Long live old wood
Repurposed barn wood brings history into your home
Picture a wall in your home or business framed with a rustic stall door from one of the broodmare barns at Lexington’s storied Faraway Farm—the one-time home of Man O’War and War Admiral.
Longwood Antique Woods of Lexington is reclaiming history most elegantly.
Old timber frame barns that have outlived their usefulness on the farm, long-abandoned tobacco warehouses, tumbled down log buildings, and other structures that might otherwise face destruction are instead finding new life in today’s finest interiors through the woodshop at Longwood.
George Gatewood, Longwood’s 46-year-old president, is a lifelong friend of old barn wood.
As a boy of 8 on his family’s Montgomery County estate—also named Longwood—he used boards from an old barn on the place to build a tree house connecting two of the large trees whose foliage formed a canopy above the long avenue leading to the antebellum residence.
George would later study graphic arts, and even work for a few years reclaiming strip-mine sites in eastern Kentucky, before coming back to old barn wood.
After a tornado destroyed several barns in Montgomery County, George and his father, David, salvaged some of the barn wood and sold it to a company in Boston that was milling the lumber for use in New England’s upscale interiors.

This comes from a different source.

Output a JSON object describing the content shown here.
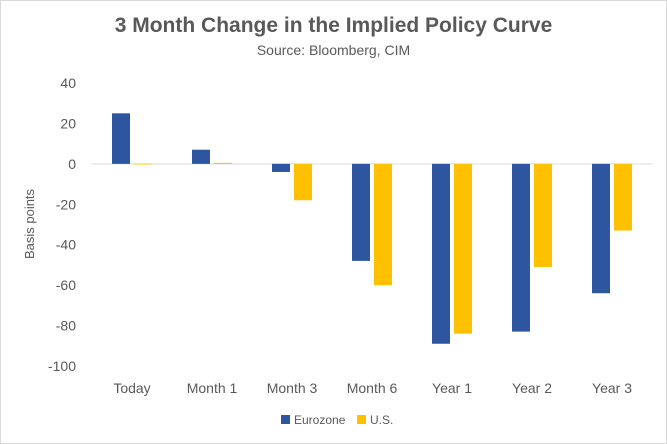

Soon, the Gatewoods began milling old lumber themselves, reclaiming timbers of Kentucky’s vanishing landscape for eventual re-use in more exclusive settings.
Although their projects have taken them from West Palm Beach to Laguna Beach to Long Island, the majority of their clients are in central Kentucky, where the history of their woods is most appreciated.
Many of Kentucky’s major bourbon distillers have found Longwood’s reclaimed woods lend the perfect blend of warmth and nostalgia to their visitor centers. And Garden & Gun magazine used wood from a barn that was removed from Churchill Downs a few years ago for its office interiors in Charleston, South Carolina.
Reclaimed oak boards from the many miles of plank fence that crisscross legendary Bluegrass horse farms are being milled for Longwood’s Thoroughbred flooring collection.
Longwood purchases some of the old buildings and fences for recycling, but owners of many doomed structures often just want them to be removed and saved.
The wood reclaimed from horse barns sometimes has uneven edges from having been nibbled on (or “cribbed”) by unknown Thoroughbreds with a habit for chewing on wood.
In 2004, Longwood began dismantling 13 barns at Hamburg Place on the outskirts of Lexington, which in the early 20th century produced five Kentucky Derby winners, including 1919 Triple Crown winner Sir Barton. Alysheba, the 1987 Derby and Preakness winner, was also bred at Hamburg.
In one of the Hamburg barns, history had hidden a surprise for Gatewood. He discovered, in an old trunk, a letter to Hamburg’s colorful founder, John E. Madden, from legendary wild west lawman William B. “Bat” Masterson.